A la réunion de conciliation tenue le 22 novembre dernier au ministère de la Justice, les syndicalistes ont rejeté les explications du gouvernement sur l’augmentation de l’âge de départ à la retraite. Pour le gouvernement, cette modification est nécessaire pour pallier le manque des ressources humaines. Car, elle permettrait à un magistrat, en dépit de son âge, de terminer son mandat à la Cour Suprême avant de faire valoir ses droits à la retraite.

Non, pas question ! rétorquent les magistrats.  Selon eux, il y a 513 magistrats au Mali dont 90 de grade exceptionnel et 178 magistrats de 1er grade tous susceptibles de servir à la Cour Suprême. Aussi, selon le SAM et le SYLIMA, cette décision de modifier l’âge de la retraite à la Cour Suprême ne peut être prise par le seul Conseil des ministres tel que cela a été le cas. Il s’agit du domaine du Conseil supérieur de la magistrature.

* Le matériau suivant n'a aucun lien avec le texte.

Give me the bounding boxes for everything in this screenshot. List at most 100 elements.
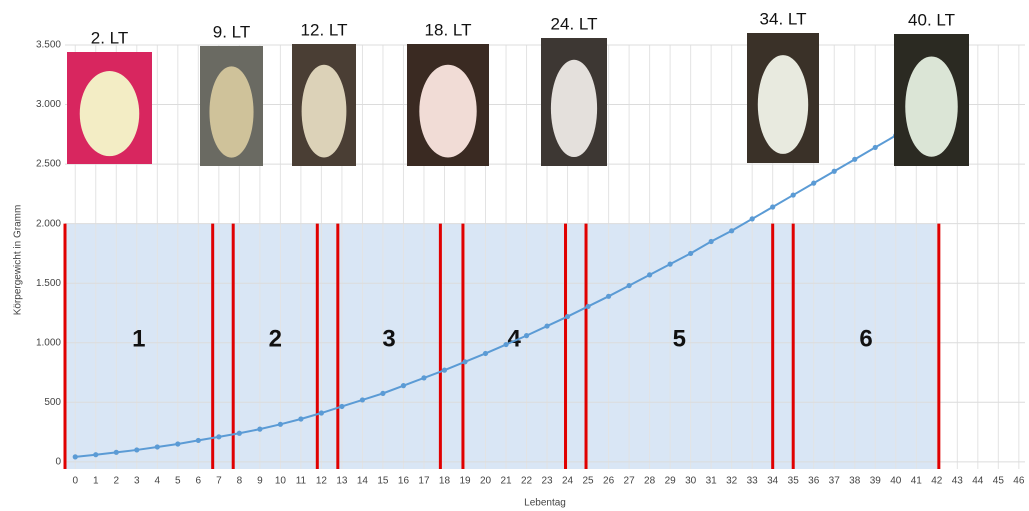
x-tick-label: 27 — [624, 476, 636, 487]
photo-bird — [905, 56, 958, 156]
x-tick-label: 12 — [316, 476, 328, 487]
x-tick-label: 20 — [480, 476, 492, 487]
x-tick-label: 46 — [1013, 476, 1025, 487]
data-point — [606, 294, 611, 299]
y-tick-label: 1.000 — [36, 337, 61, 348]
x-tick-label: 0 — [72, 476, 78, 487]
x-tick-label: 42 — [931, 476, 943, 487]
x-tick-label: 40 — [890, 476, 902, 487]
x-tick-label: 25 — [583, 476, 595, 487]
x-tick-label: 24 — [562, 476, 574, 487]
photo-label: 24. LT — [551, 14, 598, 33]
data-point — [709, 239, 714, 244]
x-tick-label: 10 — [275, 476, 287, 487]
x-tick-label: 31 — [706, 476, 718, 487]
photo-bird — [419, 65, 476, 158]
data-point — [585, 304, 590, 309]
data-point — [483, 351, 488, 356]
data-point — [196, 438, 201, 443]
x-tick-label: 14 — [357, 476, 369, 487]
data-point — [852, 157, 857, 162]
x-tick-label: 38 — [849, 476, 861, 487]
data-point — [93, 452, 98, 457]
x-tick-label: 11 — [296, 476, 307, 487]
photo-bird — [758, 55, 808, 154]
y-tick-label: 2.000 — [36, 218, 61, 229]
data-point — [544, 323, 549, 328]
data-point — [401, 383, 406, 388]
data-point — [155, 444, 160, 449]
photo-bird — [302, 65, 347, 158]
photo-label: 34. LT — [760, 9, 807, 28]
x-axis-label: Lebentag — [524, 498, 566, 509]
data-point — [257, 427, 262, 432]
x-tick-label: 23 — [541, 476, 553, 487]
x-tick-label: 33 — [747, 476, 759, 487]
x-tick-label: 2 — [114, 476, 120, 487]
x-tick-label: 36 — [808, 476, 820, 487]
data-point — [360, 397, 365, 402]
data-point — [134, 447, 139, 452]
y-tick-label: 3.500 — [36, 40, 61, 51]
data-point — [873, 145, 878, 150]
x-tick-label: 35 — [788, 476, 800, 487]
data-point — [729, 228, 734, 233]
x-tick-label: 28 — [644, 476, 656, 487]
data-point — [73, 454, 78, 459]
y-axis-label: Körpergewicht in Gramm — [13, 205, 24, 316]
data-point — [278, 422, 283, 427]
x-tick-label: 45 — [993, 476, 1005, 487]
data-point — [319, 410, 324, 415]
phase-label: 2 — [269, 325, 282, 352]
photo-label: 9. LT — [213, 22, 250, 41]
data-point — [380, 391, 385, 396]
x-tick-label: 4 — [155, 476, 161, 487]
data-point — [421, 375, 426, 380]
phase-label: 5 — [673, 325, 686, 352]
data-point — [668, 262, 673, 267]
photo-label: 40. LT — [908, 10, 955, 29]
data-point — [114, 450, 119, 455]
data-point — [237, 431, 242, 436]
photo-bird — [209, 66, 253, 157]
x-tick-label: 22 — [521, 476, 533, 487]
data-point — [216, 434, 221, 439]
data-point — [647, 272, 652, 277]
x-tick-label: 41 — [911, 476, 923, 487]
data-point — [565, 314, 570, 319]
x-tick-label: 43 — [952, 476, 964, 487]
phase-label: 1 — [132, 325, 145, 352]
x-tick-label: 32 — [726, 476, 738, 487]
x-tick-label: 15 — [377, 476, 389, 487]
data-point — [791, 192, 796, 197]
x-tick-label: 8 — [237, 476, 243, 487]
x-tick-label: 34 — [767, 476, 779, 487]
x-tick-label: 29 — [665, 476, 677, 487]
data-point — [503, 342, 508, 347]
photo-label: 2. LT — [91, 28, 128, 47]
x-tick-label: 30 — [685, 476, 697, 487]
photo-bird — [80, 71, 140, 156]
data-point — [298, 416, 303, 421]
photo-label: 12. LT — [301, 20, 348, 39]
x-tick-label: 7 — [216, 476, 222, 487]
x-tick-label: 6 — [196, 476, 202, 487]
x-tick-label: 37 — [829, 476, 841, 487]
x-tick-label: 9 — [257, 476, 263, 487]
y-tick-label: 2.500 — [36, 159, 61, 170]
data-point — [627, 283, 632, 288]
y-tick-label: 1.500 — [36, 278, 61, 289]
phase-label: 6 — [859, 325, 872, 352]
x-tick-label: 17 — [418, 476, 430, 487]
photo-bird — [551, 60, 597, 157]
data-point — [524, 333, 529, 338]
y-tick-label: 0 — [55, 456, 61, 467]
x-tick-label: 13 — [336, 476, 348, 487]
data-point — [750, 216, 755, 221]
chart: Körpergewicht in Gramm Lebentag 01234567… — [0, 0, 1029, 511]
x-tick-label: 19 — [459, 476, 471, 487]
x-tick-label: 21 — [500, 476, 512, 487]
x-tick-label: 3 — [134, 476, 140, 487]
x-tick-label: 1 — [93, 476, 99, 487]
data-point — [175, 441, 180, 446]
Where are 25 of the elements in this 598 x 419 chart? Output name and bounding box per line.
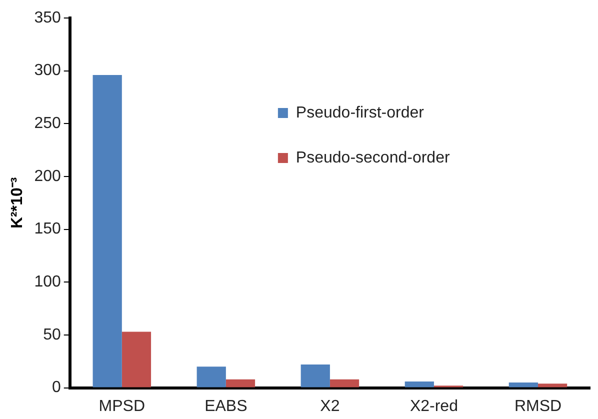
bar bbox=[92, 75, 122, 388]
bar bbox=[330, 379, 360, 388]
y-tick-label: 350 bbox=[34, 9, 61, 26]
y-tick-label: 300 bbox=[34, 62, 61, 80]
y-tick-label: 150 bbox=[34, 220, 61, 238]
x-tick-label: MPSD bbox=[98, 398, 146, 415]
y-tick-label: 100 bbox=[34, 274, 61, 291]
legend-label: Pseudo-first-order bbox=[296, 104, 425, 122]
y-tick-label: 0 bbox=[52, 379, 61, 396]
x-tick-label: RMSD bbox=[514, 398, 562, 415]
bar bbox=[226, 379, 256, 388]
y-tick-label: 250 bbox=[34, 115, 61, 132]
x-tick-label: X2-red bbox=[410, 398, 458, 415]
bar bbox=[538, 384, 568, 388]
bar bbox=[508, 382, 538, 388]
legend-label: Pseudo-second-order bbox=[296, 149, 450, 166]
bar bbox=[300, 364, 330, 388]
x-tick-label: EABS bbox=[204, 398, 248, 415]
bar bbox=[122, 332, 152, 388]
y-axis-title: K²*10⁻³ bbox=[9, 177, 26, 229]
bar bbox=[196, 366, 226, 388]
x-tick-label: X2 bbox=[320, 398, 340, 415]
y-tick-label: 50 bbox=[43, 326, 61, 344]
y-tick-label: 200 bbox=[34, 168, 61, 185]
bar bbox=[404, 381, 434, 388]
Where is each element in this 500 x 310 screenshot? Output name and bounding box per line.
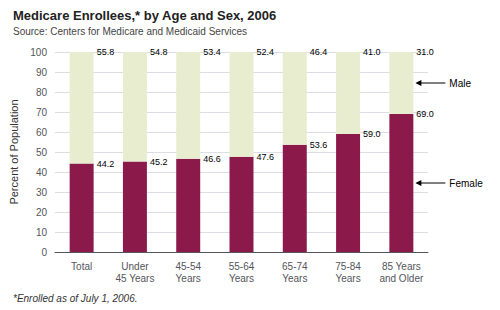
svg-text:69.0: 69.0 <box>416 109 434 119</box>
svg-text:100: 100 <box>30 47 47 58</box>
svg-text:Medicare Enrollees,* by Age an: Medicare Enrollees,* by Age and Sex, 200… <box>13 8 276 23</box>
svg-text:Years: Years <box>176 273 201 284</box>
svg-text:60: 60 <box>36 127 48 138</box>
svg-text:55-64: 55-64 <box>229 261 255 272</box>
svg-text:0: 0 <box>41 247 47 258</box>
svg-text:44.2: 44.2 <box>97 159 115 169</box>
svg-text:70: 70 <box>36 107 48 118</box>
svg-text:46.4: 46.4 <box>310 47 328 57</box>
svg-text:Under: Under <box>121 261 149 272</box>
svg-text:65-74: 65-74 <box>282 261 308 272</box>
svg-text:41.0: 41.0 <box>363 47 381 57</box>
svg-text:55.8: 55.8 <box>97 47 115 57</box>
svg-text:53.6: 53.6 <box>310 140 328 150</box>
svg-text:Male: Male <box>449 78 471 89</box>
svg-text:85 Years: 85 Years <box>382 261 421 272</box>
svg-text:Years: Years <box>229 273 254 284</box>
svg-text:47.6: 47.6 <box>256 152 274 162</box>
svg-text:90: 90 <box>36 67 48 78</box>
svg-text:31.0: 31.0 <box>416 47 434 57</box>
svg-text:*Enrolled as of July 1, 2006.: *Enrolled as of July 1, 2006. <box>13 293 138 304</box>
svg-text:Source: Centers for Medicare a: Source: Centers for Medicare and Medicai… <box>13 26 247 37</box>
svg-text:10: 10 <box>36 227 48 238</box>
svg-text:52.4: 52.4 <box>256 47 274 57</box>
svg-text:and Older: and Older <box>379 273 424 284</box>
svg-text:40: 40 <box>36 167 48 178</box>
svg-text:50: 50 <box>36 147 48 158</box>
svg-text:Total: Total <box>71 261 92 272</box>
svg-text:45.2: 45.2 <box>150 157 168 167</box>
svg-text:20: 20 <box>36 207 48 218</box>
svg-text:45-54: 45-54 <box>175 261 201 272</box>
svg-text:59.0: 59.0 <box>363 129 381 139</box>
svg-text:Female: Female <box>449 178 483 189</box>
svg-text:45 Years: 45 Years <box>115 273 154 284</box>
svg-text:54.8: 54.8 <box>150 47 168 57</box>
svg-text:75-84: 75-84 <box>335 261 361 272</box>
svg-text:46.6: 46.6 <box>203 154 221 164</box>
svg-text:30: 30 <box>36 187 48 198</box>
svg-text:80: 80 <box>36 87 48 98</box>
svg-text:Percent of Population: Percent of Population <box>8 99 20 204</box>
svg-text:Years: Years <box>282 273 307 284</box>
svg-text:53.4: 53.4 <box>203 47 221 57</box>
svg-text:Years: Years <box>335 273 360 284</box>
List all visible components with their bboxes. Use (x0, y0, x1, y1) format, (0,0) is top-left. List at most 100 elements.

En plus de la question de départ à la retraite, les deux syndicats de magistrats demandent : la relecture de la loi N°02-054 portant statut de la Magistrature notamment les articles 100 et 101 sur la définition du statut de magistrats ; et l’adoption des projets de décret portant plan de carrière des magistrats et celui fixant classement des juridictions. Cependant, préviennent les syndicats, le règlement du 1er point est un préalable à la négociation sur les deux autres points.